Meatless Monday: Hip Hip Hooray for Mario Batali! – and featuring his fabulous Broccoli Rabe Pesto, budget-friendly style

Iron Chef Mario Batali’s rock-star signature dishes often include meat-lover’s ingredients like veal shanks and bone marrow. Needless to say, we were surprised and thrilled at the announcement that Chef Batali is going meatless on Mondays!

“The fact is, most people in the U.S. eat way more meat than is good for them or the planet,” said Batali. “Asking everyone to go vegetarian or vegan isn’t a realistic or attainable goal. But we can focus on a more plant-based diet. That’s why I’m such a big believer in the Meatless Monday movement!” Batali announced last week that he will feature several vegetarian entrees in all his restaurants on Mondays.

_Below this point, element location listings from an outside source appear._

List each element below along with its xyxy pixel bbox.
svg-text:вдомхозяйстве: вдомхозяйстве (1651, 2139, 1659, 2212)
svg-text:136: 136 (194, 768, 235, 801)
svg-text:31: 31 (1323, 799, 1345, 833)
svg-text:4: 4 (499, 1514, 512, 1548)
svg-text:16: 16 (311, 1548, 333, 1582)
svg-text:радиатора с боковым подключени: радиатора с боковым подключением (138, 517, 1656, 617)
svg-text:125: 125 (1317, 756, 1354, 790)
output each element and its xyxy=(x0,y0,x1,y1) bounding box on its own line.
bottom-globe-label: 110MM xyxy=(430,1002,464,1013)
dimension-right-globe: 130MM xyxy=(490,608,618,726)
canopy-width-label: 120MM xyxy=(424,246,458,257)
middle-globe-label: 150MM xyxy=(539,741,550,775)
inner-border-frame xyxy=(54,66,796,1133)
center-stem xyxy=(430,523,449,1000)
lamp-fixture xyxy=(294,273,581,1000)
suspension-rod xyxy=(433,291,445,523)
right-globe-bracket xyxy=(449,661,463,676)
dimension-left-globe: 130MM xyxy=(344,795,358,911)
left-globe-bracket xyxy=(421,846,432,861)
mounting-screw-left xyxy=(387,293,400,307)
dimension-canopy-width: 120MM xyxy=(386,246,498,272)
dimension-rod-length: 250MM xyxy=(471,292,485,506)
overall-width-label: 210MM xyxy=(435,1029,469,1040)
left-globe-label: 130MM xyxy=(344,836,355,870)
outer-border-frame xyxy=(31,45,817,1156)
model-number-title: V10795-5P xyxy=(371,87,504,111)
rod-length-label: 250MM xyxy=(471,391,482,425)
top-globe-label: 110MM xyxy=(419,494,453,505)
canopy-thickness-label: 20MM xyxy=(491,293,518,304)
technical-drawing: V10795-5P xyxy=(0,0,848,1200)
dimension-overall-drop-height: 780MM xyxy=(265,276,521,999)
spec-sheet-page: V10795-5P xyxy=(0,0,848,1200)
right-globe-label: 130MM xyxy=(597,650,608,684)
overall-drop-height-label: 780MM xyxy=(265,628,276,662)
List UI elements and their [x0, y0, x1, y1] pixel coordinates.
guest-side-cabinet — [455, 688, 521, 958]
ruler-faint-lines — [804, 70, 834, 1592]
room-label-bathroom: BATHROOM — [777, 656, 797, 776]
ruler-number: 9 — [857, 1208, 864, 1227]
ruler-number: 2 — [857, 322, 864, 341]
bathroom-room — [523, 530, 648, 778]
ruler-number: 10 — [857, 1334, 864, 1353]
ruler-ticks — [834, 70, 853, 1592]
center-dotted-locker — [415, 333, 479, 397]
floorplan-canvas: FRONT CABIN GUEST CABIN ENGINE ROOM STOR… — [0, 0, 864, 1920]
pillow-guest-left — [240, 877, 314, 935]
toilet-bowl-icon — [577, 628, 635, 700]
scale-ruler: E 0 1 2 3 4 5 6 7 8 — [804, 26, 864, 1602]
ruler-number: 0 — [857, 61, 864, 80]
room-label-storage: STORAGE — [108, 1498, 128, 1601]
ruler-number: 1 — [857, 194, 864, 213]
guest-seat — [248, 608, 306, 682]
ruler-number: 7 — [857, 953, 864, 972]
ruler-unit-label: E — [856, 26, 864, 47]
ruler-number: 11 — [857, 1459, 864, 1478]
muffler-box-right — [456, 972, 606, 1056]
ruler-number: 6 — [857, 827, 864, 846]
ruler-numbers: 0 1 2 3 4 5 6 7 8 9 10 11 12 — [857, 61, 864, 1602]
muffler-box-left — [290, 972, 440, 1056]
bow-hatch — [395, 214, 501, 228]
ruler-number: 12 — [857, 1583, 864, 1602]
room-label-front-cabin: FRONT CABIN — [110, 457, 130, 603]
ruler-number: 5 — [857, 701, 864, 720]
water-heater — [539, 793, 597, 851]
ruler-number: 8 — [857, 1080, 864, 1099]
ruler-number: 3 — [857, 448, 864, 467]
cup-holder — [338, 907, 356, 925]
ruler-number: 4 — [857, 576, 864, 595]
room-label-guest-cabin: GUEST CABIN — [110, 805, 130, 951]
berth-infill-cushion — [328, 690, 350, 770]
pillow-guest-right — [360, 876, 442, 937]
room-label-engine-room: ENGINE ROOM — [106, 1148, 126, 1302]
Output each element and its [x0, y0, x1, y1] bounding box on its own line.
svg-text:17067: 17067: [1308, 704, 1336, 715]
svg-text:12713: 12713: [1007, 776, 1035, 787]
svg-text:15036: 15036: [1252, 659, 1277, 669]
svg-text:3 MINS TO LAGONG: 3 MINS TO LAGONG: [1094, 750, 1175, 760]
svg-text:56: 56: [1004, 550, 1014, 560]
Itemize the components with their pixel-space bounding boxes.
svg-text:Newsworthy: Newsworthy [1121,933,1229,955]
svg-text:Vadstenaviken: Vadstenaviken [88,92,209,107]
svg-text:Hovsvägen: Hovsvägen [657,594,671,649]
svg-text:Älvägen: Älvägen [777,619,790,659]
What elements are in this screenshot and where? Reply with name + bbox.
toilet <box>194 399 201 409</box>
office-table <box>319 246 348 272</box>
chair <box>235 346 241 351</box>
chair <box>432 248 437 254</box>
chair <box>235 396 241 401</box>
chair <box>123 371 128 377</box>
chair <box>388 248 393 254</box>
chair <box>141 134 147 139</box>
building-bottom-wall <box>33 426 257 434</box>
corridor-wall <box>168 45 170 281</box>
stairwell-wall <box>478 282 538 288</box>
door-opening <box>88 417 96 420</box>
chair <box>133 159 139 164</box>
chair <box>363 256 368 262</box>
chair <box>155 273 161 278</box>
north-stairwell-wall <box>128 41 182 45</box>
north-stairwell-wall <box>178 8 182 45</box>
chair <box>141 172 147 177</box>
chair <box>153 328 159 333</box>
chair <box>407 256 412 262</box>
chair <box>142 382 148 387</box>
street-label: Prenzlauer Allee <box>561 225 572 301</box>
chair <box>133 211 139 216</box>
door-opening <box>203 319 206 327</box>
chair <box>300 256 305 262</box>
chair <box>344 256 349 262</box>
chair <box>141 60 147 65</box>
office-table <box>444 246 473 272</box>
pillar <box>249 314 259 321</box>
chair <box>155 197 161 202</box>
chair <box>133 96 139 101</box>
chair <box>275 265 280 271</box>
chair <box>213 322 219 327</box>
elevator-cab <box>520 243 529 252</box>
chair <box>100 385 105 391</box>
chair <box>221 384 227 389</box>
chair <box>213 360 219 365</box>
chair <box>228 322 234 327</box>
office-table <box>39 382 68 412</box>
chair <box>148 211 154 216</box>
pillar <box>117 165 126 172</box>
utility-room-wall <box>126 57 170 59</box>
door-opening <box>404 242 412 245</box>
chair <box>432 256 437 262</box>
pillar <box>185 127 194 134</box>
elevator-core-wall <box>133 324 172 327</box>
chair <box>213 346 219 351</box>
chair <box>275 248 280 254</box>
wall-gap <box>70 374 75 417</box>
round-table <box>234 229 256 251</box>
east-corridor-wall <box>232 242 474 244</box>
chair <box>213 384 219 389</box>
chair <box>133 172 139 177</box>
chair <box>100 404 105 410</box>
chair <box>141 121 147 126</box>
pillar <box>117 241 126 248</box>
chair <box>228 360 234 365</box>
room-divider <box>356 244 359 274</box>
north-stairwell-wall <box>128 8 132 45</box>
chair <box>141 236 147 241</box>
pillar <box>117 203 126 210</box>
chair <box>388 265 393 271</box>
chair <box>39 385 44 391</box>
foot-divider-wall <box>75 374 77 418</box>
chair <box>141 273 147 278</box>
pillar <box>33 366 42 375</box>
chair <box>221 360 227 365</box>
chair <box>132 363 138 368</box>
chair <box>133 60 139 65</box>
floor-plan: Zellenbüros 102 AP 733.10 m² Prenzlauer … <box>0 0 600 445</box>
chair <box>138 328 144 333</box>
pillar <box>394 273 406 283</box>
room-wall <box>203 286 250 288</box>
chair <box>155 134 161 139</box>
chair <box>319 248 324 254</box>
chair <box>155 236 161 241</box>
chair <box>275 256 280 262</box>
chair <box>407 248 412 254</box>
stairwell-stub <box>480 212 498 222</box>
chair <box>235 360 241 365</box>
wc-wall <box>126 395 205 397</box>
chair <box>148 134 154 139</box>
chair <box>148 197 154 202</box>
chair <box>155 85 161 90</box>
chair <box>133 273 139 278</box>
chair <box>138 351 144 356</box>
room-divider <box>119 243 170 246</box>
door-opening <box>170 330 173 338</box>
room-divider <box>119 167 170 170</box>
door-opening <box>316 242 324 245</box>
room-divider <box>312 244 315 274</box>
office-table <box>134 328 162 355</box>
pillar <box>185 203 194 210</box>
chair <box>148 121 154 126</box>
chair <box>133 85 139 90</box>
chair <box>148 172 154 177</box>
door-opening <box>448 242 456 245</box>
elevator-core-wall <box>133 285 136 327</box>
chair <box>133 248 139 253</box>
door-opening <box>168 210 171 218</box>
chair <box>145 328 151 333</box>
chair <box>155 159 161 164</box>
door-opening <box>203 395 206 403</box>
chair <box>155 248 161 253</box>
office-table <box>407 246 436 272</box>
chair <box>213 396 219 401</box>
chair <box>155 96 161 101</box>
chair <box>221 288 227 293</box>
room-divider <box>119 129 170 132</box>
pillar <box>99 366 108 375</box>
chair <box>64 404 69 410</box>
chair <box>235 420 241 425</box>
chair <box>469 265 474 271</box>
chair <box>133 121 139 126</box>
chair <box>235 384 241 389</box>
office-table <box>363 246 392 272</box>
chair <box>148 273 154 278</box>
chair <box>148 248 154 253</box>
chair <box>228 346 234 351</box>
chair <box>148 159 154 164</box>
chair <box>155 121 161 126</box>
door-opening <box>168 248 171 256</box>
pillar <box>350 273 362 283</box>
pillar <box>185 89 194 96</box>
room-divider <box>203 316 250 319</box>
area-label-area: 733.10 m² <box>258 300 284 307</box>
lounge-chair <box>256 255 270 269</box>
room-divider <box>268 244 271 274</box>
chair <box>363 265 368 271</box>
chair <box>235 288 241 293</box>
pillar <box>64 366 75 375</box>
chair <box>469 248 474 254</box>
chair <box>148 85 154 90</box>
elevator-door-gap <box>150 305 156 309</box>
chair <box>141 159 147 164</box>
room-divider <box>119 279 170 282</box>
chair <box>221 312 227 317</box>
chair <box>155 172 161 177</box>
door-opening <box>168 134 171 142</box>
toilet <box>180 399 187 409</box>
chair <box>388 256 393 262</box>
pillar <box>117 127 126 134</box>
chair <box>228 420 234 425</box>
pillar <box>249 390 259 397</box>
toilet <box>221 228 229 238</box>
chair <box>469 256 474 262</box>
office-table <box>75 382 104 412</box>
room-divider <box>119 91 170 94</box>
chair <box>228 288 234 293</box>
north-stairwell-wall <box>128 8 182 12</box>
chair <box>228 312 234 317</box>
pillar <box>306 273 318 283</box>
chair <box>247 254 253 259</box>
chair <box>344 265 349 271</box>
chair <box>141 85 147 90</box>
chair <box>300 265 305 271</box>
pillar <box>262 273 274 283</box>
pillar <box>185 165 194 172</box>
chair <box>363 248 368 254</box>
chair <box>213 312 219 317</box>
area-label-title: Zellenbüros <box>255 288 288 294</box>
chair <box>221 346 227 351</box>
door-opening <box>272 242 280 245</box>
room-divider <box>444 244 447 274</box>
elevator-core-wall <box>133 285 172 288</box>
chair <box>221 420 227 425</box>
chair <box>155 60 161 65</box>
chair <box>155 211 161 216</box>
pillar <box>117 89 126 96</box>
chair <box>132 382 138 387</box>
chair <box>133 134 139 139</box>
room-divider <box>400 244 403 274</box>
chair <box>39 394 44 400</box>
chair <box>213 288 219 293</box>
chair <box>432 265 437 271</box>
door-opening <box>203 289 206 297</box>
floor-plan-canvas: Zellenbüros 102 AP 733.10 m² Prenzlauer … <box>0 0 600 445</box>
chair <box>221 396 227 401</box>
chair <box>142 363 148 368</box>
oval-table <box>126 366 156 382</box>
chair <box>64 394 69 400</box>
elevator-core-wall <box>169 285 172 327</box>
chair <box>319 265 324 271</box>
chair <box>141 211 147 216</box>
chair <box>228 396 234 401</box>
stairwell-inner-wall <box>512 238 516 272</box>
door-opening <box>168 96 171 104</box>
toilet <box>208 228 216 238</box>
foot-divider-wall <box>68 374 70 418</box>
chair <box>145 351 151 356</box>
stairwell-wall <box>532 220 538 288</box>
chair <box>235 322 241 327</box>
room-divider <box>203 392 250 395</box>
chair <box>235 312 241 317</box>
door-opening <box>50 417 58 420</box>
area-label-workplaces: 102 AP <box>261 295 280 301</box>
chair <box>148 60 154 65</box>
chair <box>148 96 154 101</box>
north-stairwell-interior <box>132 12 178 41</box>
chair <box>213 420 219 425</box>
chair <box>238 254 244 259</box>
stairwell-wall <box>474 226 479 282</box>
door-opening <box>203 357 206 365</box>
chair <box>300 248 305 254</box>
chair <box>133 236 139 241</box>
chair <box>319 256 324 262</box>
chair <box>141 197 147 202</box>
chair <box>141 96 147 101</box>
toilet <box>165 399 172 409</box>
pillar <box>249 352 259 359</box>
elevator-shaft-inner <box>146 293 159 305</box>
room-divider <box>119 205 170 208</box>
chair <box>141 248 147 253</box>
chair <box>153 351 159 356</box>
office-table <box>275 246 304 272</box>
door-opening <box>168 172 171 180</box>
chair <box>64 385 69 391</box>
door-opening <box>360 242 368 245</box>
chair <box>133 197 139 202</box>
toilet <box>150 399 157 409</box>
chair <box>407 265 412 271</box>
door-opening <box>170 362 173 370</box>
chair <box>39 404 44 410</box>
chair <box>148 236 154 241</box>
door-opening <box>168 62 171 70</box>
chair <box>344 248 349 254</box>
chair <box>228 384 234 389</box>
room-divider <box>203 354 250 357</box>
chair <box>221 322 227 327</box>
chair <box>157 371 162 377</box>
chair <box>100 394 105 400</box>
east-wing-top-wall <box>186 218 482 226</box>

To applaud his efforts, I made up a huge batch of his Broccoli Rabe Pesto and tossed it with orchiette pasta.

I have never eaten broccoli rabe, and have never seen it in my local grocery stores. I understand the taste is similar to broccoli with a more bitter taste. I als0 understand it is very expensive. I made a more budget-friendly version by using regular broccoli with some Balsamic vinegar to give it some tang.

For this recipe I also substituted toasted walnuts for the pine nuts to save money and discovered that broccoli and walnuts are a fabulous flavor combination. As Chef Batali would say: “Perfecto!”


Total time 10 minutes. Makes about 4 cups of pesto.

1/2 pound broccoli rabe (or immature broccoli stalks)
2 cloves garlic, pressed
1/2 cup pine nuts (or toasted diced walnuts)
2 tablespoons diced Italian parsley
2 tablespoons Balsamic vinegar
3/4 cup extra virgin olive oil, or more as needed
Salt and pepper to taste

Roughly chop broccoli rabe and then boil in salted water for 5 minutes. Place in food processor with all remaining ingredients except oil and process until in very small pieces. Slowly stream in oil  until pesto reaches the right consistency. Makes about 4 cups of pesto.

Other must-try adventurous pestos by food bloggers:
Asparagus Pesto, Simply Recipes
Ramp Pesto, No Recipes
Pistachio Asparagus Pesto, Serious Eats
Sun Dried Tomato Pesto, Kalyn’s Kitchen
Roasted Pepper Pesto, The Perfect Pantry
Walnut Pesto
, Smitten Kitchen

— posted by Donna


  1. Cozy Cuisine says

    I just made the pesto recipe. I subbed the balsamic vinegar with lemon juice and grated lemon peel. I did add parmesan cheese and fresh basil from my potted herb garden on my balcony. I was really looking for a different way to enjoy broccoli. Didn’t want to make another soup or salad out of it so this was a great alternative. Thanks a bunch!

  2. says

    I wanted to thank you for this special read on Meatless Mondays. I definitely savored every little bit of it and I have you bookmarked to check out new stuff you post.

  3. says

    I think it also goes by “rapini”. Maybe they have it under that name? And it’s pretty leafy – check with the kale and collards and chard and such?

  4. says

    Thanks for all the input on broccoli and its cousins! I will try to locate some of the more bitter variety and make this recipe again.

  5. says

    This looks great! One note on what the produce guy told you. Broccolini is immature broccoli, but broccoli rabe is something different. It has a very bitter (but delicious) flavor and is actually a closer relative to turnips than to broccoli!! That said, I have also had luck subbing broccoli for broccoli rabe when I couldn’t find any. Yummy green vegetables are good no matter what!

  6. eric says

    Hmm, quite sure that immature broccoli is not the same as Broccoli Rabe. Broccoli rabe has a distinct bitterness (and flavor) that you are simply not going to get by buying “immature” broccoli.

  7. Emily says

    Sorry to say this, but your produce manager is wrong. Broccoli rabe is *not* just baby broccoli — having grown both, as a gardener, they have totally different growth habits and more importantly totally different tastes — “baby broccoli” is not even close to as bitter as true broccoli rabe is.